Cannonical mapreduce wordcount tutorial, implemented in python.
- Python 3
$ git clone [email protected]:thehackerati/wordcount.git
$ cd wordcount
$ echo "foo foo quux labs foo bar quux" | ./mapper.py | sort -k1,1 | ./reducer.py
bar 1
foo 3
labs 1
quux 2
Checkout the 'iterators' branch to see a wordcount implementation using Python iterators and generators.
$ git checkout iterators
You can run it and see that it behaves the same as the first implementation in master.
Now, try downloading James Joyce's Ulysses to use as a larger data set for testing.

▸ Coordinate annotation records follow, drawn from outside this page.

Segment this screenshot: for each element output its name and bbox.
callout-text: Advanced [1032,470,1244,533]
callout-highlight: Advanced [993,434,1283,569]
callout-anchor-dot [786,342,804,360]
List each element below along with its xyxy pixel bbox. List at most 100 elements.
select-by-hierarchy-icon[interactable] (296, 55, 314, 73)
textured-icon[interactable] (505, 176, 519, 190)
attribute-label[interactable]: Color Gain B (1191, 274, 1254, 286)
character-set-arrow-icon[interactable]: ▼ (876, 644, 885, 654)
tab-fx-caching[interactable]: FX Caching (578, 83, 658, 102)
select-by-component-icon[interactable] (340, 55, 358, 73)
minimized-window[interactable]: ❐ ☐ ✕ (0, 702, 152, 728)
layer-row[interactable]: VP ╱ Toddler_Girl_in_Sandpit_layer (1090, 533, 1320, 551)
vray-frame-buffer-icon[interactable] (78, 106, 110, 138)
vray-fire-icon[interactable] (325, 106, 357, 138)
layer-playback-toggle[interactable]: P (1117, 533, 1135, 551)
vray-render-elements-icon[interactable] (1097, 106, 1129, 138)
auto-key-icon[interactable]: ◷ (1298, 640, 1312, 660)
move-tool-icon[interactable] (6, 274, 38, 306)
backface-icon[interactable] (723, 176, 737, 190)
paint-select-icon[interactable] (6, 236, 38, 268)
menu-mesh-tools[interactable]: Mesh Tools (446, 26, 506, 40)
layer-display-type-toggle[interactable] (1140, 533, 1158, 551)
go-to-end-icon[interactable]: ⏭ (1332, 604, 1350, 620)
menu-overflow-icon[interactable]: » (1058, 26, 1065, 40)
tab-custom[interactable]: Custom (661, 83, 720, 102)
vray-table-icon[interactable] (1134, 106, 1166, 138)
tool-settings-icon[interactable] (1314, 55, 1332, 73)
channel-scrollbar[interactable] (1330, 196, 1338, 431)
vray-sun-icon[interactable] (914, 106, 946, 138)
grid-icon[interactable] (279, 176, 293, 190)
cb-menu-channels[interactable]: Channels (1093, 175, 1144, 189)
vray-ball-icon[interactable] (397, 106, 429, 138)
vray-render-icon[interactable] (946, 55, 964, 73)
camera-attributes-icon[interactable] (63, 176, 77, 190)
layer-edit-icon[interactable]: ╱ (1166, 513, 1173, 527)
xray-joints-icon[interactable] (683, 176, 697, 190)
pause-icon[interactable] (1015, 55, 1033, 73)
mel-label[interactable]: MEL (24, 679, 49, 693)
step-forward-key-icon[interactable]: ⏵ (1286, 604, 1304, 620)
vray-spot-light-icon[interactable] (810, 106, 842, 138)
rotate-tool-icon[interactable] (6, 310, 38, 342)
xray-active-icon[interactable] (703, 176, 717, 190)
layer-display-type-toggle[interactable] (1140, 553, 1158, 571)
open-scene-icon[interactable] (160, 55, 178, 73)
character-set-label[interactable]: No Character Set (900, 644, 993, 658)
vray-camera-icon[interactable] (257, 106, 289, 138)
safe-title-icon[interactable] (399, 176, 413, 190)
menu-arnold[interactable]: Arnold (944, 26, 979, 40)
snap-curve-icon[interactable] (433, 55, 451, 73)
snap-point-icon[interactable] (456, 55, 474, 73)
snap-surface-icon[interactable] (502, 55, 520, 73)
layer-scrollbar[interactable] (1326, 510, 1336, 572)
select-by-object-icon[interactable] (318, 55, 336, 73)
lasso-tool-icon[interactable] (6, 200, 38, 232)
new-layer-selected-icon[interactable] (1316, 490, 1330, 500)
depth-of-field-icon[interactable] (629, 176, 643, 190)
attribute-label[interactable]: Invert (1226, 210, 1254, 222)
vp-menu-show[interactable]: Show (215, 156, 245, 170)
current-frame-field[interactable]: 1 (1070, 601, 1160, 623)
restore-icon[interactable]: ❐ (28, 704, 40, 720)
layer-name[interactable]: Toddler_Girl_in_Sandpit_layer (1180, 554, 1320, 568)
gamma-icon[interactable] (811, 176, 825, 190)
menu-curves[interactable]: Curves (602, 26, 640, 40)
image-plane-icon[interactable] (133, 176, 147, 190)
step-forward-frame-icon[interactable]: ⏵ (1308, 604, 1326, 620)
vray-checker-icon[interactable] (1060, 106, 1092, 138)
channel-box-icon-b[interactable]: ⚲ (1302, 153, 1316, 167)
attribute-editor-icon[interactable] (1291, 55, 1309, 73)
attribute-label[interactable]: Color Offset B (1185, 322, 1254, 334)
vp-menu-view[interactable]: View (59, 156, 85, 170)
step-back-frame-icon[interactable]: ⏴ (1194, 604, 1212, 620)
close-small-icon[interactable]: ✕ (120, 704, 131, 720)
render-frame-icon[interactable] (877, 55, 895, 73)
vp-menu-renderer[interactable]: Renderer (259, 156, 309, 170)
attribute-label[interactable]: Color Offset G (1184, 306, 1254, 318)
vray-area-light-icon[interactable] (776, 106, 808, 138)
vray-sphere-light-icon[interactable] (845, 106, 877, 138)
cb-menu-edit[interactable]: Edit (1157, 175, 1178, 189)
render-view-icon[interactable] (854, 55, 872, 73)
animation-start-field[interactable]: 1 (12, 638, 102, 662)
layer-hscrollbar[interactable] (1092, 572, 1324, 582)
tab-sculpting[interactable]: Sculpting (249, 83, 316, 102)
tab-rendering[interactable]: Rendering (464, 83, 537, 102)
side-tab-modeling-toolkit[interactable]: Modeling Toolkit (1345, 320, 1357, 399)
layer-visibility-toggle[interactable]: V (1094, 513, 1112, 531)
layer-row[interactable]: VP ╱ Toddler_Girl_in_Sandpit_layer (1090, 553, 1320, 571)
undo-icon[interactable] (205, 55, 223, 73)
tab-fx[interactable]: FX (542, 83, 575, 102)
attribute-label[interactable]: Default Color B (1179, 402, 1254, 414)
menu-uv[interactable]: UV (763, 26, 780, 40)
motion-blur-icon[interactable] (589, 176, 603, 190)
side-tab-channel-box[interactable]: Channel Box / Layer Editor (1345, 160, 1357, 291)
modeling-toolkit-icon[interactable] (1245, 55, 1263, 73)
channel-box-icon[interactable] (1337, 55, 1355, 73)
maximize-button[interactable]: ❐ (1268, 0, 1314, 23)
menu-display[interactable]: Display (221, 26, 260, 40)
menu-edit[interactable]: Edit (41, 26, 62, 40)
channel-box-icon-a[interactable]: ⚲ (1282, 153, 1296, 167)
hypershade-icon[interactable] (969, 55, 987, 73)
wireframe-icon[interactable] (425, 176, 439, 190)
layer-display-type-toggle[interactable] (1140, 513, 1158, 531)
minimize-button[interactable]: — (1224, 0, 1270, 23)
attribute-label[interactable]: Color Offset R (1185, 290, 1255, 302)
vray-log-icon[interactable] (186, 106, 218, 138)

$ cat ulysses.txt | ./mapper.py | sort -k1,1 | ./reducer.py
! 1
"Come 1
"Defects," 1
"I 1
"Information 1
...
Notice that we're considering words with adjacent punctuation as unique. To get a better count of words, we need to strip out this punctuation. Checkout the 'strip-nonalpha' branch to see a version that uses a compiled regular expression to remove non-alphanumeric characters.
$ git checkout strip-nonalpha
$ cat ulysses.txt | ./mapper.py | sort -k1,1 | ./reducer.py
...
Dub 3
Dubedat 3
Dubedatandshedidbedad 1
Dublin 122
Dubliner 2
Dubliners 1
...
Notice now that we're much cleaner, but there are still some suspicious results, like 'Dubedatandshedidbedad' above.
- Count different capitalizations of the same word as the same.
- Address any remaining data quality issues exist in this implementation.
- Add unit tests.
- Deploy this code locally on Hadoop.
- Implement continuous integration.
- Deploy this code to AWS (EMR).
This code was inspired by an awesome tutorial by Michael Noll.